Moving government offices to Lilongwe will not affect economy – Chakwera

President Lazarus Chakwera has dismissed fears that moving most government departments to the country`s capital Lilongwe will have financial implications on former designated towns or cities.   

The Malawi Leader said this today in Parliament in response to a question by Zomba Central lawmaker Bester Awali who asked government on how is going to address economic and business opportunity challenges to be brought about by Government’s decision to move the Immigration Headquarters to Lilongwe.

Chakwera, who was appearing before the august House for the third the since ascending to power last year, said the decision to move the Immigration Headquarters was earlier suggested by the late President Bingu wa Mutharika in his first tenure.

The Malawi leader has reasoned that Bingu`s vision should be carried upon in fulfillment of what he called administrative efficiency of the immigration department.

“I fully agree with President Bingu`s foresight in promoting the effectiveness of government agencies for the sake of economic activity, he pursued this vision despite the fact relocating the head offices of government institutions to the capital meant relocating them to a region he himself did not come from.

“He promoted the idea because he knew he would improve service delivery to all Malawians and I promise Malawians that the focus of better delivery to all Malawians will continue under my administration,” he said.

Also posing a supplementary question to the Head of State was lawmaker for Machinga East Esther Jolobala who wanted to know the President assurance on safety of women during campaign period as most are mistreated by their male counterparts.

“I can assure Machinga East that she will be protected and those who will not protect her need to be dealt with.

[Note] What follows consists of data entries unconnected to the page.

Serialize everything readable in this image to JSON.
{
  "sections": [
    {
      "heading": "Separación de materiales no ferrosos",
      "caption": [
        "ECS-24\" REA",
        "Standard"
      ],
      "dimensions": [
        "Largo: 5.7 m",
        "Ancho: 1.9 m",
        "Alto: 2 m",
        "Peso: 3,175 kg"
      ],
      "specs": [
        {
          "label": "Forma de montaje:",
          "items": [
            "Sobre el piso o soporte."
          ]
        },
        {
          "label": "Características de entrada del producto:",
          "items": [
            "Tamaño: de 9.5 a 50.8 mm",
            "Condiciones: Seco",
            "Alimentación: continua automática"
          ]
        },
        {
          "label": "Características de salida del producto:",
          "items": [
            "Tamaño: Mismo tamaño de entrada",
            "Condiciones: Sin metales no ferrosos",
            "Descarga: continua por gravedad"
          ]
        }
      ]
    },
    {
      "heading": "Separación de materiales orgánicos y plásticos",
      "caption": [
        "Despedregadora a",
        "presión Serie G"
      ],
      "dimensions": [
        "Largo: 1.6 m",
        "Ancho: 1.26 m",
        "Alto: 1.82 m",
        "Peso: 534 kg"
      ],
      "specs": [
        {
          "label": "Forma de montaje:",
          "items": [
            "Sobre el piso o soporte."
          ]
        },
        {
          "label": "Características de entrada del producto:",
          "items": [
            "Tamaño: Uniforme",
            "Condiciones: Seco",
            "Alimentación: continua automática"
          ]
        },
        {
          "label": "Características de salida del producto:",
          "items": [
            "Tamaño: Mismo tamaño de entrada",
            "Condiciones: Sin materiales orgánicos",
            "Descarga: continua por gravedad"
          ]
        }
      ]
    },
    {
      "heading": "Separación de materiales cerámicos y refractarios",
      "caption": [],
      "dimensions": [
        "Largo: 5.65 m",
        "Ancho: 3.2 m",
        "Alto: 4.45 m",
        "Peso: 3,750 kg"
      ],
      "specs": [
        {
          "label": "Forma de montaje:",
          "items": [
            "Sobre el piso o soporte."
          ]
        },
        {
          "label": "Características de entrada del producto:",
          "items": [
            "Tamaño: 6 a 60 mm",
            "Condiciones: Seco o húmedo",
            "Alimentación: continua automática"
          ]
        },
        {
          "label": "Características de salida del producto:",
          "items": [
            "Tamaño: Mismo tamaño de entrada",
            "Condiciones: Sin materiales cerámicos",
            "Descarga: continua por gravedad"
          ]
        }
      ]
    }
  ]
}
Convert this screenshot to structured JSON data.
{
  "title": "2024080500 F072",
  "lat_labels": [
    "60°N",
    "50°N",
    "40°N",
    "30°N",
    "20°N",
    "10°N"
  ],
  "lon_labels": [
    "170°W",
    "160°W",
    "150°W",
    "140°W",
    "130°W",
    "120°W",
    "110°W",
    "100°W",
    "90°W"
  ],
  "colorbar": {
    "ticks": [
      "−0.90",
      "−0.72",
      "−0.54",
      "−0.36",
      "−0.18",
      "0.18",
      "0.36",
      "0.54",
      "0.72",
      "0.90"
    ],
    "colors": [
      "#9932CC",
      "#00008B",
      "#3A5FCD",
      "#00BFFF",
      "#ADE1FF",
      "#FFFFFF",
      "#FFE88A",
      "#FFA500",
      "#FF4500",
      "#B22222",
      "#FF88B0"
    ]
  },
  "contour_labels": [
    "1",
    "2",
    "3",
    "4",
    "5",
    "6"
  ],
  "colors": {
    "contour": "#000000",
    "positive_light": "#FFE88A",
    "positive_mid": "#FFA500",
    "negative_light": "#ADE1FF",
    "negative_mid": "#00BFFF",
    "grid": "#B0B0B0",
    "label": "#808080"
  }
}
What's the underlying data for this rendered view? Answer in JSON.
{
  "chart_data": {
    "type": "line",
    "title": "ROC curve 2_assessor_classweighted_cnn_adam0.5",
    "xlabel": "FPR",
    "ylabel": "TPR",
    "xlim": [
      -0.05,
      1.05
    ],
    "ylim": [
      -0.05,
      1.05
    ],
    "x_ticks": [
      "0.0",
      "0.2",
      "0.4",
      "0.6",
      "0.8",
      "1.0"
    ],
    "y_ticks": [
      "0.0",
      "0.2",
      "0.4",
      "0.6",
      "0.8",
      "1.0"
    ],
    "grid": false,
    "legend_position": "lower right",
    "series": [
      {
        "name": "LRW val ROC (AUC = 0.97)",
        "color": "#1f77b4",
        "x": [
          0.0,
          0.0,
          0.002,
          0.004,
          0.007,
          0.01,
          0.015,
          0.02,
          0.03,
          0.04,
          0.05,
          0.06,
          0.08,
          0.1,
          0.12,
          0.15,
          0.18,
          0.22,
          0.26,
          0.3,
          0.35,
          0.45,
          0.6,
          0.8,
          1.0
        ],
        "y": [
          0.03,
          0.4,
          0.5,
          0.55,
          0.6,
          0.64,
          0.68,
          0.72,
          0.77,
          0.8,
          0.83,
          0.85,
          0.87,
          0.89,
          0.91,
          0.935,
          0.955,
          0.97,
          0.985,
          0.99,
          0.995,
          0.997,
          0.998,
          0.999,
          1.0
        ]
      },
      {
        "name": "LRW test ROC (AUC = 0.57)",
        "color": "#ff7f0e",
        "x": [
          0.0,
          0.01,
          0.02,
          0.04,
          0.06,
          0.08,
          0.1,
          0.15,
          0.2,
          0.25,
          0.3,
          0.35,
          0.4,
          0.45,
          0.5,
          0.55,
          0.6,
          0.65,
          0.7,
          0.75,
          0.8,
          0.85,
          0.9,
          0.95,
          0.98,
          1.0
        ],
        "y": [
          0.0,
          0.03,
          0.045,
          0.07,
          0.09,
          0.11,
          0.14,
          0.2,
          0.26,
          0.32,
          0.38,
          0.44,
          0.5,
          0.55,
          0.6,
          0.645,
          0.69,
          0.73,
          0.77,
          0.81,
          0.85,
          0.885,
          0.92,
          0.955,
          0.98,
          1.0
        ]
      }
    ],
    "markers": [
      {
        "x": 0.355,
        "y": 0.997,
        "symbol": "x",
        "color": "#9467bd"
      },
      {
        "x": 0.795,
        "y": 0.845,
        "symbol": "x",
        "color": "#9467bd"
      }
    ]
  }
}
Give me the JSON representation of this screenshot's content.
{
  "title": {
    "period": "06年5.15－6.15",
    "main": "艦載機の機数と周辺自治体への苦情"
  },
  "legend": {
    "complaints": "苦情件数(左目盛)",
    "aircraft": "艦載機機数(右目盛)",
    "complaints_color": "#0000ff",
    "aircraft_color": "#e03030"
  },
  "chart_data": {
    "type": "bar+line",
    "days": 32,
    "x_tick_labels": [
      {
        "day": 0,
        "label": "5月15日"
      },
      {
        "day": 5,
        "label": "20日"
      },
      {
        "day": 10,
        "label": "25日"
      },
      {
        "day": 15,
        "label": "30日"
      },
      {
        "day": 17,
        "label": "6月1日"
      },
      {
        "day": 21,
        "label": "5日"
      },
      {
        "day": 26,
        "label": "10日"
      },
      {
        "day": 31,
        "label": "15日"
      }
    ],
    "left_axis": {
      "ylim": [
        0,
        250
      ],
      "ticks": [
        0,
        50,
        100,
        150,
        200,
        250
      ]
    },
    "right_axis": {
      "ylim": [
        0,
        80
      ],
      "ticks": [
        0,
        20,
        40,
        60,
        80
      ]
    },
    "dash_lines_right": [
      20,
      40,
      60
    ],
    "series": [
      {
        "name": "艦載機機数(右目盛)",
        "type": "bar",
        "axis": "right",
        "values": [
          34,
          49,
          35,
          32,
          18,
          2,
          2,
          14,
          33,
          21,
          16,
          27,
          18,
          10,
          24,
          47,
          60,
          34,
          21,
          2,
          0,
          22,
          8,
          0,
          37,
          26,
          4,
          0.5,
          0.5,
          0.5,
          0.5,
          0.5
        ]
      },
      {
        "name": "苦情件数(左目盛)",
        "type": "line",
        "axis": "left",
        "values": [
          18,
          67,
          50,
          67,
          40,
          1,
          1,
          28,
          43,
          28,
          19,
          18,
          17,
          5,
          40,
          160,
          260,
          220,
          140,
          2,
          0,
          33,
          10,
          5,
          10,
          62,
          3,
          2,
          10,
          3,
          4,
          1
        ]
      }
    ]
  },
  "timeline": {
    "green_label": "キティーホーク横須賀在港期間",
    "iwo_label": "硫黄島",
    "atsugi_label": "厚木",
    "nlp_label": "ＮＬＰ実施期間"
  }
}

“And does not need to take the President to speak up for somebody to do what they are implored to do, this country needs to work up, every institution needs to work following the rules that are already there; the laws that are already because we wanna stand for the rule of law,” said Chakwera in his response.

Meanwhile, the Malawi leader has refuted assumptions that the office of the President and Cabinet (OPC) is a dumping ground for principal secretaries as observed by Zomba Lisanjala parliamentarian.

William Susuwele Banda Who asked Chakwera on how government would ensure policy decisions are based on correct facts to avoid such cases involving Principal Secretaries who are dumped at the OPC.

Chakwera goes to Parliament in compliance with Section 89 (4) of the Constitution which says that the President shall be called to Parliament to answer questions at such times as may be prescribed by the Standing Orders of Parliament or on a motion of the National Assembly.